No. YABU . Pil babysit out of love for their GC. Therefore are not paid. They are not available ( for whatever reason - not important - default is you because they are YOUR children. ) SIL has been blackmailed/coerced/ requested to step up. She has agreed for a price. I certainly would not have volunteered free babysitting for my brother at seventeen. ! I would have FAR-better ways to occupy my time ! How much will it cost ? Stop Being tight.

DiggersRest Wed 20-Jul-16 22:31:03

Pay SIL, and then don't ask PIL to babysit again as they can't be relied on.

expatinscotland Wed 20-Jul-16 22:33:14

She's 17, bung her a few quid, FFS.

gallicgirl Wed 20-Jul-16 22:35:36

Are you happy for SIL to babysit?
I wouldn't be chuffed about that scenario. If you wanted SIL to babysit, you'd have asked her in the first place.

usual Wed 20-Jul-16 22:36:08

I'd offer a teenager money ,even if they were family.

AtSea1979 Wed 20-Jul-16 22:37:01

Agree, she's 17, pay her. Technically your PIL booked her so it's tricky but would your rather PIL cancelled than ask SIL?

harderandharder2breathe Wed 20-Jul-16 22:37:03

Pay SIL cause she's only 17 and probably only agreed cause PIL said you'd pay

But don't let PIL babysit in the future if you can help it... Though I appreciate you may not have this choice

DonkeyOaty Wed 20-Jul-16 22:38:33

God yeah bung her a tenner

She's a good kid or she'd have said no way, get real or whatever teens say nowadays; reward that

Canyouforgiveher Wed 20-Jul-16 22:40:07

She is 17. give her a tenner.

shopaholic999 Wed 20-Jul-16 22:40:58

Am I the only one that has read this right?
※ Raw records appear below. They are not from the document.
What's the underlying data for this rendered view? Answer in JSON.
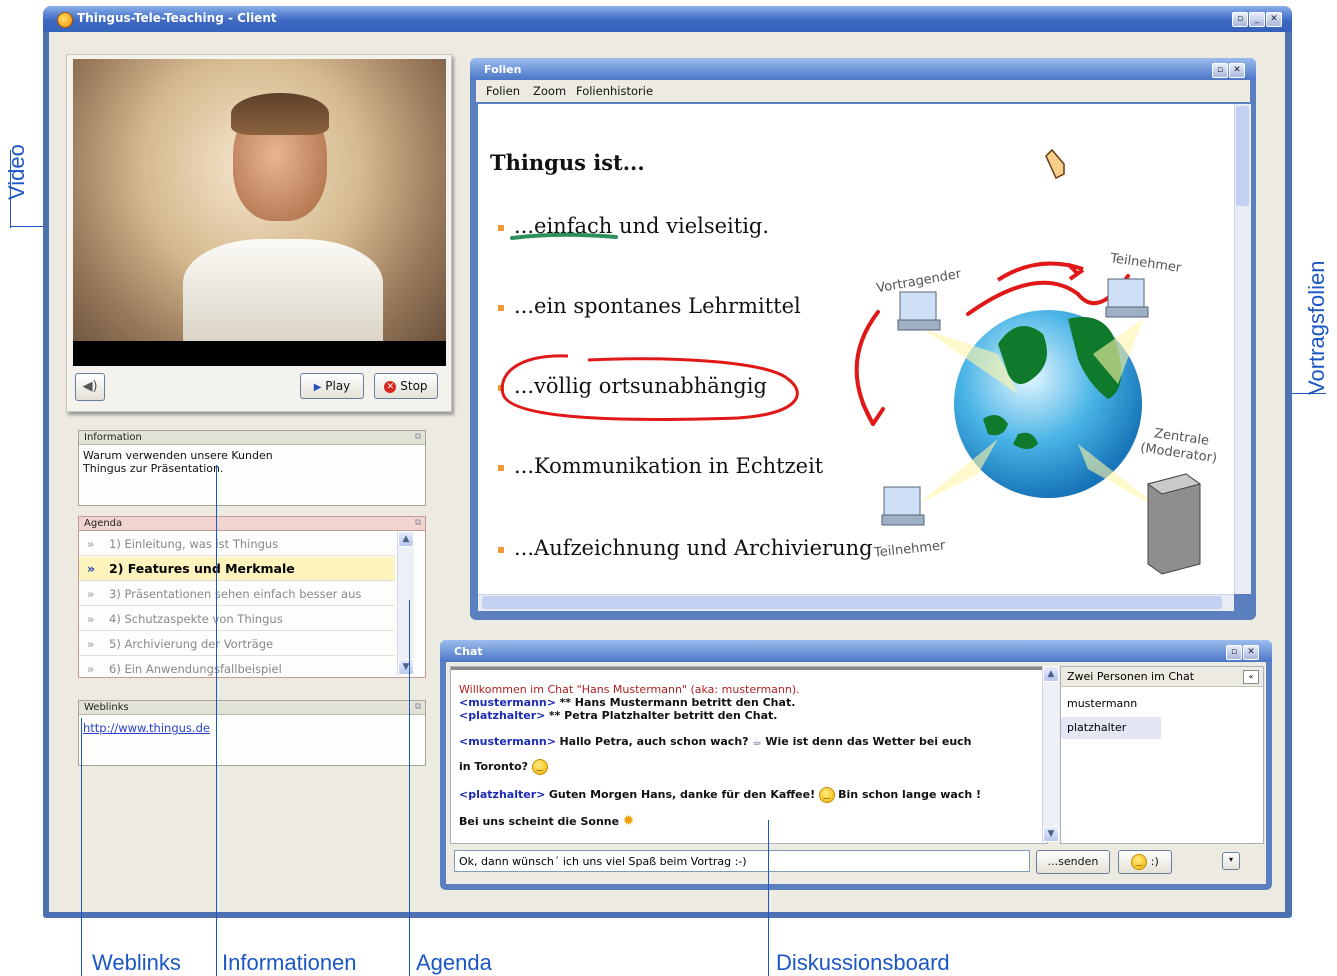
{
  "window": {
    "title": "Thingus-Tele-Teaching - Client",
    "controls": [
      "restore-icon",
      "minimize-icon",
      "close-icon"
    ]
  },
  "video": {
    "play_label": "Play",
    "stop_label": "Stop"
  },
  "information": {
    "header": "Information",
    "text": "Warum verwenden unsere Kunden\nThingus zur Präsentation."
  },
  "agenda": {
    "header": "Agenda",
    "items": [
      {
        "label": "1) Einleitung, was ist Thingus",
        "active": false
      },
      {
        "label": "2) Features und Merkmale",
        "active": true
      },
      {
        "label": "3) Präsentationen sehen einfach besser aus",
        "active": false
      },
      {
        "label": "4) Schutzaspekte von Thingus",
        "active": false
      },
      {
        "label": "5) Archivierung der Vorträge",
        "active": false
      },
      {
        "label": "6) Ein Anwendungsfallbeispiel",
        "active": false
      }
    ]
  },
  "weblinks": {
    "header": "Weblinks",
    "link": "http://www.thingus.de"
  },
  "slides": {
    "title": "Folien",
    "menu": [
      "Folien",
      "Zoom",
      "Folienhistorie"
    ],
    "slide_title": "Thingus ist...",
    "bullets": [
      "...einfach und vielseitig.",
      "...ein spontanes Lehrmittel",
      "...völlig ortsunabhängig",
      "...Kommunikation in Echtzeit",
      "...Aufzeichnung und Archivierung"
    ],
    "diagram_labels": {
      "presenter": "Vortragender",
      "participant_top": "Teilnehmer",
      "participant_bottom": "Teilnehmer",
      "central": "Zentrale",
      "moderator": "(Moderator)"
    }
  },
  "chat": {
    "title": "Chat",
    "messages": {
      "welcome": "Willkommen im Chat \"Hans Mustermann\" (aka: mustermann).",
      "m1_nick": "<mustermann>",
      "m1_text": "** Hans Mustermann betritt den Chat.",
      "m2_nick": "<platzhalter>",
      "m2_text": "** Petra Platzhalter betritt den Chat.",
      "m3_nick": "<mustermann>",
      "m3_text_a": "Hallo Petra, auch schon wach?",
      "m3_text_b": "Wie ist denn das Wetter bei euch",
      "m3_text_c": "in Toronto?",
      "m4_nick": "<platzhalter>",
      "m4_text_a": "Guten Morgen Hans, danke für den Kaffee!",
      "m4_text_b": "Bin schon lange wach !",
      "m4_text_c": "Bei uns scheint die Sonne"
    },
    "users_header": "Zwei Personen im Chat",
    "users": [
      "mustermann",
      "platzhalter"
    ],
    "input_value": "Ok, dann wünsch´ ich uns viel Spaß beim Vortrag :-)",
    "send_label": "...senden",
    "smiley_label": ":)"
  },
  "annotations": {
    "video": "Video",
    "slides": "Vortragsfolien",
    "weblinks": "Weblinks",
    "information": "Informationen",
    "agenda": "Agenda",
    "board": "Diskussionsboard"
  },
  "colors": {
    "annotation": "#1b57c4",
    "titlebar": "#3d69c3",
    "agenda_active": "#fcf3bd",
    "bullet": "#f29a3a"
  }
}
Pil have agreed to babysit and obviously double booked something which means they have to go out, op isn't asking sil to babysit therefore shouldn't have to pay anything!

Xmasbaby11 Wed 20-Jul-16 22:41:03

I'd pay her and wouldn't think twice. If your PIL look after the dc a lot you are probably used to free childcare, but I wouldn't expect a 17 year old to babysit for free.

BoneyBackJefferson Wed 20-Jul-16 22:41:59

I would be more annoyed that the PiL are letting you down, but then they have done a good job of diverting your ire.